STRANGE BOOK ! PREMIER MEMORANDUM
Byron, modèle absolu du Memorandum de Barbey
La figure de Byron domine le Memorandum et l’œuvre entière de Barbey d’Aurvilly. Le nom de Memorandum est emprunté par Barbey à Byron qui qualifiait son propre journal de Memorandum-book. Or ce journal de Byron fut vitime de ce que les anglais ont qualifié de « greatest literary crime in history ». Au lendemain de la mort de Byron, quelques-uns de ses amis décidèrent de brûler son journal manuscrit après qu’eux seuls l’aient lu, par crainte d’un scandale. Ce journal disparu à jamais fait partie des oeuvres mythiques détruites, au même titre que la seconde moitié des Ames mortes, les lettres de Rimbaud à Verlaine ou la suite du journal de Kafka. L’un des coupables de cet autodafé du journal de Byron, son ami le poète Thomas Moore, publia cependant en 1830, des fragments sauvés de ce journal. C’est à ce bout de Memorandum-book que Barbey d’Aurevilly fait référence.
Toute la trajectoire de Barbey d’Aurevilly s’est déroulée sous l’astre de Byron. Dès le premier paragraphe du Memorandum, Barbey se place sous cette figure tutélaire de Lord Byron : “Je retourne à mon livre de loch, comme disait Byron… Ces pages sont un kaléidoscope, car je dois y déposer au fur et à mesure toutes les nuances que je revêts” (p. 142). Le loch est l’instrument servant à mesurer la vitesse d’un navire.
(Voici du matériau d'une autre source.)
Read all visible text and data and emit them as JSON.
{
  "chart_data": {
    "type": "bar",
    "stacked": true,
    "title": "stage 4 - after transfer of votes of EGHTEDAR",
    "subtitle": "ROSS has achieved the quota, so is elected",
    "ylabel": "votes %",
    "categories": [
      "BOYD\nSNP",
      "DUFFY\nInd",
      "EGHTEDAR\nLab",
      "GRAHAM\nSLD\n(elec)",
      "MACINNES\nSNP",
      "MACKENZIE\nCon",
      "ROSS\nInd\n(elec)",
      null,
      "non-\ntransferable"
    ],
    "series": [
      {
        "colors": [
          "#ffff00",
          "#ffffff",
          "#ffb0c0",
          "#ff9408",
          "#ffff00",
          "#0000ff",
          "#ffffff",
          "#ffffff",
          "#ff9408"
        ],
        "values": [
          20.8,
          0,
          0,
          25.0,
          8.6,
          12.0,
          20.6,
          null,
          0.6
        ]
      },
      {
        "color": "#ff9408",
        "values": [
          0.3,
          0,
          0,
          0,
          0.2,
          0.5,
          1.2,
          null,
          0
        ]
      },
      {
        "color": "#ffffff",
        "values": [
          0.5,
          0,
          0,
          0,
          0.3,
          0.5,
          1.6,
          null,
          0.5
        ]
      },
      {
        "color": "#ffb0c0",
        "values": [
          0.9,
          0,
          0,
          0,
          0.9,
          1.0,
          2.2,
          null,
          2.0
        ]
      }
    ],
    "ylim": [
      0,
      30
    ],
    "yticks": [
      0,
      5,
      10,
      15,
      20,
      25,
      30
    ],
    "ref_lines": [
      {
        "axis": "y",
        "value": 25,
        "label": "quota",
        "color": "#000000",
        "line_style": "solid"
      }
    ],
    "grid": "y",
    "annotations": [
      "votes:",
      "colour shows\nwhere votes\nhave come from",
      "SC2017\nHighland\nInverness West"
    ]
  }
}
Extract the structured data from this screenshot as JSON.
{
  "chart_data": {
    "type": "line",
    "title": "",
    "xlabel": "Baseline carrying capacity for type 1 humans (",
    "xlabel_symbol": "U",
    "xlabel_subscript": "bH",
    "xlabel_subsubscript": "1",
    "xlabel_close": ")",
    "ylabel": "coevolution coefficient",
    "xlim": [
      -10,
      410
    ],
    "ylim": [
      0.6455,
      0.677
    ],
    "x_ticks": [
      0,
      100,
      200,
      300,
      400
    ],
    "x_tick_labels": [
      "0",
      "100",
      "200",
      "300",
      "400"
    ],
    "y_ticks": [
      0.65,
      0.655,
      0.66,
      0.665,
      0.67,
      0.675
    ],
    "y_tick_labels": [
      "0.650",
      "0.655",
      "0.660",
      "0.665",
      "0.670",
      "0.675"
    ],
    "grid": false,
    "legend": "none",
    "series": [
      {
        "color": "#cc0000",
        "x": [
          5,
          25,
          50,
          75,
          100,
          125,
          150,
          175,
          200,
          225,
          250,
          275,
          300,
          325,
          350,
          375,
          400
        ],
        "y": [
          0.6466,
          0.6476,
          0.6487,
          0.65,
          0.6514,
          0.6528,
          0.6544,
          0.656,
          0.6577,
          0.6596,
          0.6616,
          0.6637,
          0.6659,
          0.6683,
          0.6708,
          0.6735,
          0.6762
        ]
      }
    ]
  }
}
A la fin de sa vie, dans une note des Dijecta Membra, datée du 4 juin 1875, Barbey confirme, par-delà un demi-siècle, une fidélité intacte à ses admirations de jeunesse : « c’est dans Byron que j’ai appris à lire littérairement ». Barbey est alors âgé de soixante-sept ans, et a pratiquement toute son œuvre derrière lui.
Philippe Berthier souligne la constance de cette figue de Byron dans l’œuvre de Barbey, depuis son premier Memorandum jusqu’à ses œuvres de maturité :
« On a l’impression que les œuvres complètes du noble Lord ne quittent pas un instant le chevet de Barbey, qui les lit en anglais. Le commerce avec elles est si continu, si intime, qu’il finit par ne plus se distinguer de l’exercice même de la vie intellectuelle. Byron est infusé partout dans Barbey. A Trebutien, Barbey peut dire sans excès : « je suis peut-être le seul en France qui sache à une virgule près ce qu’a écrit cet homme. J’ai la prétention de connaître Byron jusque dans les lignes les plus négligemment tracées, les moins littéraires, comme je connais sa personne morale dans les moindres replis ». Absorbé, ingéré, assimilé, Byron devient chair et sang de l’imaginaire aurevillien qu’il sature jusqu’à l’intoxication. Trebutien reçoit l’aveu : « Byron et Alfieri m’ont empoisonné, en effet, mes premières dix années de jeunesse. Ils ont été ma morphine et mon émétique ». Tout prouve que, de ce virus-là, Barbey en fait ne s’est jamais remis, qu’il n’a jamais pu – ni peut-être même voulu, car pour le vouloir il eût fallu sacrifier ce qui fondait son écriture » (Philippe Berthier).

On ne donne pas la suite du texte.